The wiki covers a range of topics, including: Resolution issues, high CPU utilisation, blank screen issues, freezes, font sizes, X resume crashes, Intel performance issues and hotkey fixes to name but a few.

I'd recommend you to check out the Wiki even if you don't have X issues, just because it's packed full of useful X config nuggets of information.

Wednesday, 17 June 2009

Debugging Intel X Hangs

While I was at UDS I learnt some useful X debugging tricks for Intel based chipsets. One can debug the driver using debugfs as follows:

1. ssh into the machine with locked-up X and then mount debugfs:

$ sudo mount -t debugfs none /sys/kernel/debug

2. Find the dri debug directory:

$ cd /sys/kernel/debug/dri/0

3. Check for a system lock up by looking to see if sequence numbers are advancing or not:

$ cat i915_gem_seqno
Current sequence: 1732368
Waiter sequence: 0
IRQ sequence: 1732364

If the sequence numbers are not increasing then we know that the GPU has locked up for some reason.

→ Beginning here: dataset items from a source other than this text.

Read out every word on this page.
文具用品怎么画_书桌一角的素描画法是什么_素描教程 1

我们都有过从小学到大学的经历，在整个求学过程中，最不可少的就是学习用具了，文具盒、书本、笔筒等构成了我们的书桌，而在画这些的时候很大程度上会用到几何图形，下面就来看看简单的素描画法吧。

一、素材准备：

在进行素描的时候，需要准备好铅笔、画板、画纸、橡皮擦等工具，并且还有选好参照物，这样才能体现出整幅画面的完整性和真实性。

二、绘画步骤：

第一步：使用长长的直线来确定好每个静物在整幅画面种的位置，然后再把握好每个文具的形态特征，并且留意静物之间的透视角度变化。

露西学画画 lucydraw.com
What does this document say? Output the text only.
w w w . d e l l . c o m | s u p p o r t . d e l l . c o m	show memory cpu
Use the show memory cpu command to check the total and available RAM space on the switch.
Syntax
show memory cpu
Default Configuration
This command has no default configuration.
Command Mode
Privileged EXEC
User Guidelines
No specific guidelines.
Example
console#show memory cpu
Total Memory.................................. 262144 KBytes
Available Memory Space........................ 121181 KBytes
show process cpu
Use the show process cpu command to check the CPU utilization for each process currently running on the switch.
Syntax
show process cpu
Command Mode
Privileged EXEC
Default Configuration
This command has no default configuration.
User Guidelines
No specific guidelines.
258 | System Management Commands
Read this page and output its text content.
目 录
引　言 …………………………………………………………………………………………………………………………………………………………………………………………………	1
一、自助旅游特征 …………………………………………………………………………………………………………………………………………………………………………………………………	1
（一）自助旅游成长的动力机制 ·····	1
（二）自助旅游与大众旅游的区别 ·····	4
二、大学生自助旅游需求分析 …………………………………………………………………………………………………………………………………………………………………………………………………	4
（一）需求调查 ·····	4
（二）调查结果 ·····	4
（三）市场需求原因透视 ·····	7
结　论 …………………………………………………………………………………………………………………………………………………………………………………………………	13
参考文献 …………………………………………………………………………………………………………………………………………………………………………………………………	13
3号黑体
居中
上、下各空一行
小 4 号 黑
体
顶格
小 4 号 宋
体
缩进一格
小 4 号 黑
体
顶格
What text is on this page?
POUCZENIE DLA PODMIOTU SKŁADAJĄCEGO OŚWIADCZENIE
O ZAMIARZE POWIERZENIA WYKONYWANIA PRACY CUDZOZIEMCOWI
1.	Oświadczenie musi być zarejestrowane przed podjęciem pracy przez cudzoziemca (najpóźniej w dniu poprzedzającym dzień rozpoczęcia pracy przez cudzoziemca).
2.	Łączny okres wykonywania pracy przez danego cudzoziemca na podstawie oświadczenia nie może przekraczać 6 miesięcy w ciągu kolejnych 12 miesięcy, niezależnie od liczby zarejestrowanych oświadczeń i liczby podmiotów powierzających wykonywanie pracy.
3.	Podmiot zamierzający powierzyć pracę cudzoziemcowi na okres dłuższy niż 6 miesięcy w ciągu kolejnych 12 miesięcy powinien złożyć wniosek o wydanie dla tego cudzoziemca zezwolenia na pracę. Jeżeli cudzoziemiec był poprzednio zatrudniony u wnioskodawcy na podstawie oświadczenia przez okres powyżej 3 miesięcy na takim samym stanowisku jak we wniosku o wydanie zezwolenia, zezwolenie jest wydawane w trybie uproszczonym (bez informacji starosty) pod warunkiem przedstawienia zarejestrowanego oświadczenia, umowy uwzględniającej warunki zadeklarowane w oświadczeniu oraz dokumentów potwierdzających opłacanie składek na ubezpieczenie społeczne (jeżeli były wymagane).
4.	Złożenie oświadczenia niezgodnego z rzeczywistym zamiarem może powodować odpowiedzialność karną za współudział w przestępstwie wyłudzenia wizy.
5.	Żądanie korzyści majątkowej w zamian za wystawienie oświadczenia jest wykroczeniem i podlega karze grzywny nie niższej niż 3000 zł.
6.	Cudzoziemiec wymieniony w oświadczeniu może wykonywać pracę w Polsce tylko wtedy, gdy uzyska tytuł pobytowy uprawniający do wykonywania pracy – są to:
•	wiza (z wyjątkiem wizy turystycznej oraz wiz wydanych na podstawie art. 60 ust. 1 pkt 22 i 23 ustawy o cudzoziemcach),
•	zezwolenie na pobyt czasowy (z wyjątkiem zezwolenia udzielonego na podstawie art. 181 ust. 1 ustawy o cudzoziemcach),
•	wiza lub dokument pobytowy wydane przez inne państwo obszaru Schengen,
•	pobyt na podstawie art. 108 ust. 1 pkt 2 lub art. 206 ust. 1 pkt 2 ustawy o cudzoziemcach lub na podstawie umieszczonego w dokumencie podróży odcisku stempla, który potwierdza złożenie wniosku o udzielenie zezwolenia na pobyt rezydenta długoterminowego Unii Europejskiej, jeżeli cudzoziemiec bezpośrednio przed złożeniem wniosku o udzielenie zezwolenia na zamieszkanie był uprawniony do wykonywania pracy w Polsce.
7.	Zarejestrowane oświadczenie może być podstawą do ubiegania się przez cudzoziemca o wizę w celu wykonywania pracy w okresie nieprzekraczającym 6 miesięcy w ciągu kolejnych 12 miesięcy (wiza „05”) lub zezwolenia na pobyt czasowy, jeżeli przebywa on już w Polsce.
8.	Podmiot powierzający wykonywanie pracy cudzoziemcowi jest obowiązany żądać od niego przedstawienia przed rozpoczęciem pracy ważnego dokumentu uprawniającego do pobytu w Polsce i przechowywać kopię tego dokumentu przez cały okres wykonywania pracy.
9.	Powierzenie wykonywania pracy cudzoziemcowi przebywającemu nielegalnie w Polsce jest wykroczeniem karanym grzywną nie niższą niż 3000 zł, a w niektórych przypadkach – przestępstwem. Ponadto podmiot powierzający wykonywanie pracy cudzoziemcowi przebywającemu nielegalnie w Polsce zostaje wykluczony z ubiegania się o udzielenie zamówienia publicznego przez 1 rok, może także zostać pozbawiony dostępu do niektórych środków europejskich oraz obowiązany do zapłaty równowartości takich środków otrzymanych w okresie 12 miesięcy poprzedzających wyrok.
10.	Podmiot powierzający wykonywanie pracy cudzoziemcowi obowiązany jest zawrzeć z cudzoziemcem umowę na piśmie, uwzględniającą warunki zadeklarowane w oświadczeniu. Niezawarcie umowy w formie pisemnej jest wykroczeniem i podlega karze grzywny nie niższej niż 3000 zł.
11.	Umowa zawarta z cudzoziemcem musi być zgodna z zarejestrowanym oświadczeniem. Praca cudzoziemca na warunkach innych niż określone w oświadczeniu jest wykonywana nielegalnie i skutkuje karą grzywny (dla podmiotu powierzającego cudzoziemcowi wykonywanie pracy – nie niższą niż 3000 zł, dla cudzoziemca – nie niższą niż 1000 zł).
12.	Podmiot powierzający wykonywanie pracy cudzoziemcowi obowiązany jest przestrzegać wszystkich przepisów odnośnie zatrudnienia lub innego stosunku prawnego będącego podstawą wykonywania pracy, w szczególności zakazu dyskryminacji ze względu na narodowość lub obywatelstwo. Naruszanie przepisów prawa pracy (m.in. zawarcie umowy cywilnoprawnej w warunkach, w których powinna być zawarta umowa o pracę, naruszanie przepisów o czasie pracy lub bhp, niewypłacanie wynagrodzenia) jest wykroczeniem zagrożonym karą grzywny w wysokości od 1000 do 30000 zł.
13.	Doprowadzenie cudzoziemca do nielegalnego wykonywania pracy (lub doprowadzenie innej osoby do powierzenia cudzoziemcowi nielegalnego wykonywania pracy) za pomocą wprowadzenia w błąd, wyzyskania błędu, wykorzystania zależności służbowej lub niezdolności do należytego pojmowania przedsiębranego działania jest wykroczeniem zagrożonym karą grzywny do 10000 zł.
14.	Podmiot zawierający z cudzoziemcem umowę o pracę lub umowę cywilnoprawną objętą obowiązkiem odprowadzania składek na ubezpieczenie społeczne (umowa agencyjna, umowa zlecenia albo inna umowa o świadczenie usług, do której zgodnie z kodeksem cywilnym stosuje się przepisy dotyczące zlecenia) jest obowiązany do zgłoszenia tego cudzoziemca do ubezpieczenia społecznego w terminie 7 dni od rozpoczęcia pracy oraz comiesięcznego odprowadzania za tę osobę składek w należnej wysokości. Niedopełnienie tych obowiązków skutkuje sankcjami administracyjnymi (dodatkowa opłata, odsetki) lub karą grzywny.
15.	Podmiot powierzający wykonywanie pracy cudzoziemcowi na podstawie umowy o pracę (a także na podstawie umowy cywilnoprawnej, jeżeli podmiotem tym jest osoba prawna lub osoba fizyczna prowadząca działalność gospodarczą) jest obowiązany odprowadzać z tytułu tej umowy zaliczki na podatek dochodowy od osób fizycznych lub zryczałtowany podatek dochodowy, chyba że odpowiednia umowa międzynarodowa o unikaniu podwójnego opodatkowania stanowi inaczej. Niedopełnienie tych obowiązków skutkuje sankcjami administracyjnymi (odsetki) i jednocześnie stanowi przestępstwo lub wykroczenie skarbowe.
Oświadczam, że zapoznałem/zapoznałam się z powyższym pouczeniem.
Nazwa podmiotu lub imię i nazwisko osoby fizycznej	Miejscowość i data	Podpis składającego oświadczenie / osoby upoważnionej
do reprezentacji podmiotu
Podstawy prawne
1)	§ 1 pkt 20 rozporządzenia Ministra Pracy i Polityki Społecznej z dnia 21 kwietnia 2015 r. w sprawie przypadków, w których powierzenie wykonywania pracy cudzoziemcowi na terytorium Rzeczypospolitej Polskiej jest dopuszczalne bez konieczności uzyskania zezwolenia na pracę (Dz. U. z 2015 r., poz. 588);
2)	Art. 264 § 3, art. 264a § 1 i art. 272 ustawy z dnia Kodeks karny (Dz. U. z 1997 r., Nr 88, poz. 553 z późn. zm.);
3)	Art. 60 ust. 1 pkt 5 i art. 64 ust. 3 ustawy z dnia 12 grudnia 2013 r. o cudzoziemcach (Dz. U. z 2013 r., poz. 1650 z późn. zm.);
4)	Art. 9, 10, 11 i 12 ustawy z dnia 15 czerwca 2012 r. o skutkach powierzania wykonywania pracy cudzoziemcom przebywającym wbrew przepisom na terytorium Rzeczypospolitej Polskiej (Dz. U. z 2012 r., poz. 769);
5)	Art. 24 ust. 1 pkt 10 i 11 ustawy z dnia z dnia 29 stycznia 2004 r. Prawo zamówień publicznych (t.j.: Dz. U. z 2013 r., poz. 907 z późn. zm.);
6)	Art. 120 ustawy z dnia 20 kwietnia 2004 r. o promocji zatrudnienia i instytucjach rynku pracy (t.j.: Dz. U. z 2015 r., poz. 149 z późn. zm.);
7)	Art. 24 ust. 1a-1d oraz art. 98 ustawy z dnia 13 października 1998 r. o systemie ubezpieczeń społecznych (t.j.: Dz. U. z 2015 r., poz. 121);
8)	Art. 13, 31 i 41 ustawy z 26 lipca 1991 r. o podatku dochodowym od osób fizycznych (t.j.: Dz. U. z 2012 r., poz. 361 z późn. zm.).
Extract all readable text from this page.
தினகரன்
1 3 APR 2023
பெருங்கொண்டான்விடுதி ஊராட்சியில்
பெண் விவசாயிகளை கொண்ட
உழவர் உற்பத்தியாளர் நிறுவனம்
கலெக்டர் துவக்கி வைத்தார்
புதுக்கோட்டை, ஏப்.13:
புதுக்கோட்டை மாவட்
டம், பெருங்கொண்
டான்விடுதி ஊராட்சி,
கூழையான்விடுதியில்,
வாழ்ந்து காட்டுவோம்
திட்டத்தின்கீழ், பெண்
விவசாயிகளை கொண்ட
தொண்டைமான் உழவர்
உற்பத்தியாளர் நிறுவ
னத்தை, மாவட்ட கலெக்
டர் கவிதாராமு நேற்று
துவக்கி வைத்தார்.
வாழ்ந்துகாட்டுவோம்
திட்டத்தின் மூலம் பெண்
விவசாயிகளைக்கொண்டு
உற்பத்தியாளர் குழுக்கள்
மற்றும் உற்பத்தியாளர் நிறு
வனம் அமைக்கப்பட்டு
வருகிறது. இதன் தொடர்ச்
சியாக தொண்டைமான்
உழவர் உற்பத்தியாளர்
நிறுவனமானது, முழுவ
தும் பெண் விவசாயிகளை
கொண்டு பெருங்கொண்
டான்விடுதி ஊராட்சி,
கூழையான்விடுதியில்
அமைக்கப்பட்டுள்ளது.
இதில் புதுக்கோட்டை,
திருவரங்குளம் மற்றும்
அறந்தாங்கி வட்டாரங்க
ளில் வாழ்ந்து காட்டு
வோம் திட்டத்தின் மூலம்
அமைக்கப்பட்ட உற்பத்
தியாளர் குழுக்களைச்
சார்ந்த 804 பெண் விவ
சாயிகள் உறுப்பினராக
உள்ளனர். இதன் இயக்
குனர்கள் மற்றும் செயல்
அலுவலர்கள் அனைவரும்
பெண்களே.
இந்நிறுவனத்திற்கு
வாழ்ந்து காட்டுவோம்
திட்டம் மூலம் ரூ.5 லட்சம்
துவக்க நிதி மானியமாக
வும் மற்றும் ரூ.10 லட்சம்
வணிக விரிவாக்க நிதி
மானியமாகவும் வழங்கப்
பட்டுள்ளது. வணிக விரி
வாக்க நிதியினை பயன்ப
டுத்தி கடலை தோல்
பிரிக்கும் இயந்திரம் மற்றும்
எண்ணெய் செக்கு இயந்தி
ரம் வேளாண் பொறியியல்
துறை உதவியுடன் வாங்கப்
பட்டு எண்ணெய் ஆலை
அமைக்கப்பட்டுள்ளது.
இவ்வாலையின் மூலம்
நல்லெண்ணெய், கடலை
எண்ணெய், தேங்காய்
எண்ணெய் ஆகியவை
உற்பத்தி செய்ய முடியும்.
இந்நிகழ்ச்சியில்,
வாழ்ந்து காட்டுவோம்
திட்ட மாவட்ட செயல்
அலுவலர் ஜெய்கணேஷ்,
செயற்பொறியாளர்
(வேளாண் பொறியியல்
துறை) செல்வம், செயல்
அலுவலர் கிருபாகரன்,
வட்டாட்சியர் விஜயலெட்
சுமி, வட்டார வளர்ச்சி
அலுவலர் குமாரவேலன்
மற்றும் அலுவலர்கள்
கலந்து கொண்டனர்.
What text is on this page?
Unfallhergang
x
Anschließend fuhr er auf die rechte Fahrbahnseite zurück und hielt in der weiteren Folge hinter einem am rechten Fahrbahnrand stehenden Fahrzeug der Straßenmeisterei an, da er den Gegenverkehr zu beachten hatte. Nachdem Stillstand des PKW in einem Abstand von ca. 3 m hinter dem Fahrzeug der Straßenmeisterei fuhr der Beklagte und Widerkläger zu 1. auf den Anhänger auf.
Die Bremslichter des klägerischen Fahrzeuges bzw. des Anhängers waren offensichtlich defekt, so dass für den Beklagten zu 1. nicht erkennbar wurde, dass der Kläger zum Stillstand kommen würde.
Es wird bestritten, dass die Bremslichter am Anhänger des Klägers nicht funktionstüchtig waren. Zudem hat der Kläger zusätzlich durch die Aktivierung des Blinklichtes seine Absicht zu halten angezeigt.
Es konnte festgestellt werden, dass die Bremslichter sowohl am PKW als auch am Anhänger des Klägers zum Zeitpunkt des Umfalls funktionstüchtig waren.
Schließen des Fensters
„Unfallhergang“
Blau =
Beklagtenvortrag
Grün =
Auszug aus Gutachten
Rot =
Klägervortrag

4. If that's working, then check to see what the X server is doing:

$ cat /proc/pid-of-X-server/wchan

(where 'pid-of-X-server' is the process id of the X server)

This will show you what it is waiting for. If you see it changing then it's not an X hang.

5. Look at the interrupt activity

$ cat i915_gem_interrupt

Check that the masks are restored correctly after a resume - interrupts may be masked and hence not able to respond to interrupts.

The IRQ sequence generally is a little behind Waiter sequence - if IRQ sequence does not increment it's a GPU hang. The Current Sequence *SHOULD NOT* be zero. Waiter Sequence is zero when there is nothing queued up to process.